Security Chief Says Cybersecurity Ranks as Top Long-Term Threat to Statoil
While terrorist attacks grab headlines, cybersecurity poses the greatest long-term threat to Statoil ASA’s global oil and gas operations.
The 2013 terrorist attack on Statoil, BP, and Sonatrach’s jointly held facility in El Amenas, Libya, prompted Statoil to set up an independent investigation to assess the risk of a similar attack occurring in the future. The company’s report on the incident, published in September 2013, concluded that the company lacked a security culture and the security it had in place was not fit-for-purpose for a company with international aspirations.

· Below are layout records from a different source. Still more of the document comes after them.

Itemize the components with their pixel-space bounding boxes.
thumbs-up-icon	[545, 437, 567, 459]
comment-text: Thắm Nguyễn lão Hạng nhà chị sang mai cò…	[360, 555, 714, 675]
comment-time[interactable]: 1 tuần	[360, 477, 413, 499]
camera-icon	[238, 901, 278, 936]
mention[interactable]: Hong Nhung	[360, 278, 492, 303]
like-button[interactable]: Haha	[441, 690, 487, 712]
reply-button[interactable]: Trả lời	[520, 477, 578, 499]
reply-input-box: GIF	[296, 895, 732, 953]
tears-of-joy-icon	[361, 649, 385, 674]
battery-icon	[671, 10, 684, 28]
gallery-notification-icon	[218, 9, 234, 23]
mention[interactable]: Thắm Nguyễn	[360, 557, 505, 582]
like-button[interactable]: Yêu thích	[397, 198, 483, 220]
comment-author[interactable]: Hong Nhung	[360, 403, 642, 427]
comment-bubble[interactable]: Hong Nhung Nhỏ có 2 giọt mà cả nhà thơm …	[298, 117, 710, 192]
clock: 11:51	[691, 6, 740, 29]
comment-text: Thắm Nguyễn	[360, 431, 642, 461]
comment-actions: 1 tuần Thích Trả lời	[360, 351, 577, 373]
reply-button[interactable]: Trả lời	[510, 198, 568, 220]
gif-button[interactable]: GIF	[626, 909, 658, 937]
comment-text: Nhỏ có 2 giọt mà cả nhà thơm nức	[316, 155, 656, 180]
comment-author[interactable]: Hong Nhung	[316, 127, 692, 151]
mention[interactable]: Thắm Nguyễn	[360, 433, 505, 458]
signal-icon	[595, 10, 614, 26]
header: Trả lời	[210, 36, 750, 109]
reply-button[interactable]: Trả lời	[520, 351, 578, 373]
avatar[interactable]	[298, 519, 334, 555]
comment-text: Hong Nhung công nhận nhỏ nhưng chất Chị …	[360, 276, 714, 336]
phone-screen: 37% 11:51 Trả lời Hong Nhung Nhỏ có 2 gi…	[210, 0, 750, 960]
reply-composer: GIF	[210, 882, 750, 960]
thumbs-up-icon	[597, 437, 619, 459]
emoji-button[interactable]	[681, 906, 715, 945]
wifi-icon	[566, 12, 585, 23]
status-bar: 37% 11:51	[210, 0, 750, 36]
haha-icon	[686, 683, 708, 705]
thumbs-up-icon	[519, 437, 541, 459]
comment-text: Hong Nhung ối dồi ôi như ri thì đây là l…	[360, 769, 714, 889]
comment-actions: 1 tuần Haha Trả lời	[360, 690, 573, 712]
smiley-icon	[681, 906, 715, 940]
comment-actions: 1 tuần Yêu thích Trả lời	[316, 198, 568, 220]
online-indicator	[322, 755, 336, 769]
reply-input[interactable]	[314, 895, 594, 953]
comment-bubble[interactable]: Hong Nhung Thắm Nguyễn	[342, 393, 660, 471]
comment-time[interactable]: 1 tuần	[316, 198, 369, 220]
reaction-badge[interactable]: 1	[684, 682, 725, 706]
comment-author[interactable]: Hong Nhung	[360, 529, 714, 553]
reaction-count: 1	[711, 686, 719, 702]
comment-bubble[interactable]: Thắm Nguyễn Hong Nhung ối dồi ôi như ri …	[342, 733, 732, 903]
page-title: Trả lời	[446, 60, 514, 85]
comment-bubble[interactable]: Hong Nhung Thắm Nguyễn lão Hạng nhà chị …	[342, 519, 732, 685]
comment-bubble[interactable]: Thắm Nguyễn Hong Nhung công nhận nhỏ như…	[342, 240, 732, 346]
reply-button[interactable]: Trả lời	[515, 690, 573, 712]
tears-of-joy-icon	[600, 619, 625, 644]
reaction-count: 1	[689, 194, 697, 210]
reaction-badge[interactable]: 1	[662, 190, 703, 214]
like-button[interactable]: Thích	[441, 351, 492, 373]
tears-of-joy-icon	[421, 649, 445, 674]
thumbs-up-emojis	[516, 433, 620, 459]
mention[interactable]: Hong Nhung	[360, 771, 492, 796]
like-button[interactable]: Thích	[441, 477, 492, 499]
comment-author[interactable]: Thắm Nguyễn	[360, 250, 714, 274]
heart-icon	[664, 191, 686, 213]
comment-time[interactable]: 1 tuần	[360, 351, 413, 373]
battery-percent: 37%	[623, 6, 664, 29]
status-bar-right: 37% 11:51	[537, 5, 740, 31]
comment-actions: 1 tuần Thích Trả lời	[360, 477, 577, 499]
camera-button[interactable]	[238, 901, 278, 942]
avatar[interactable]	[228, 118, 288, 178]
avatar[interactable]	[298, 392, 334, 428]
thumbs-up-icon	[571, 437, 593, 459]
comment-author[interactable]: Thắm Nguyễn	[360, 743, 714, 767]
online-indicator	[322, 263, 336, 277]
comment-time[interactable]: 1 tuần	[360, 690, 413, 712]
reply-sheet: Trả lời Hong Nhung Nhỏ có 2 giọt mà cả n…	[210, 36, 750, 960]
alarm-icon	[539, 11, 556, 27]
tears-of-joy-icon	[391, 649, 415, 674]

After completing its assessment, Statoil determined that the great long-term threat to its operations came not from physical attacks but from cybersecurity attacks, Adrian Fulcher, head of security threat assessment at Statoil, told attendees at the API Cybersecurity Conference in Houston.
While the company operates in a number of challenging environments worldwide, most of Statoil’s assets are on the Norwegian continental shelf, Fulcher said. As a possible consequence, the company has had a fairly easygoing security culture, which also extended to Statoil’s cybersecurity culture.
“If we were to suffer a major large-scale accident as a result of an attack on our industrial control systems, it is something that would shape and change the future course of the company in a big way,” Fulcher said.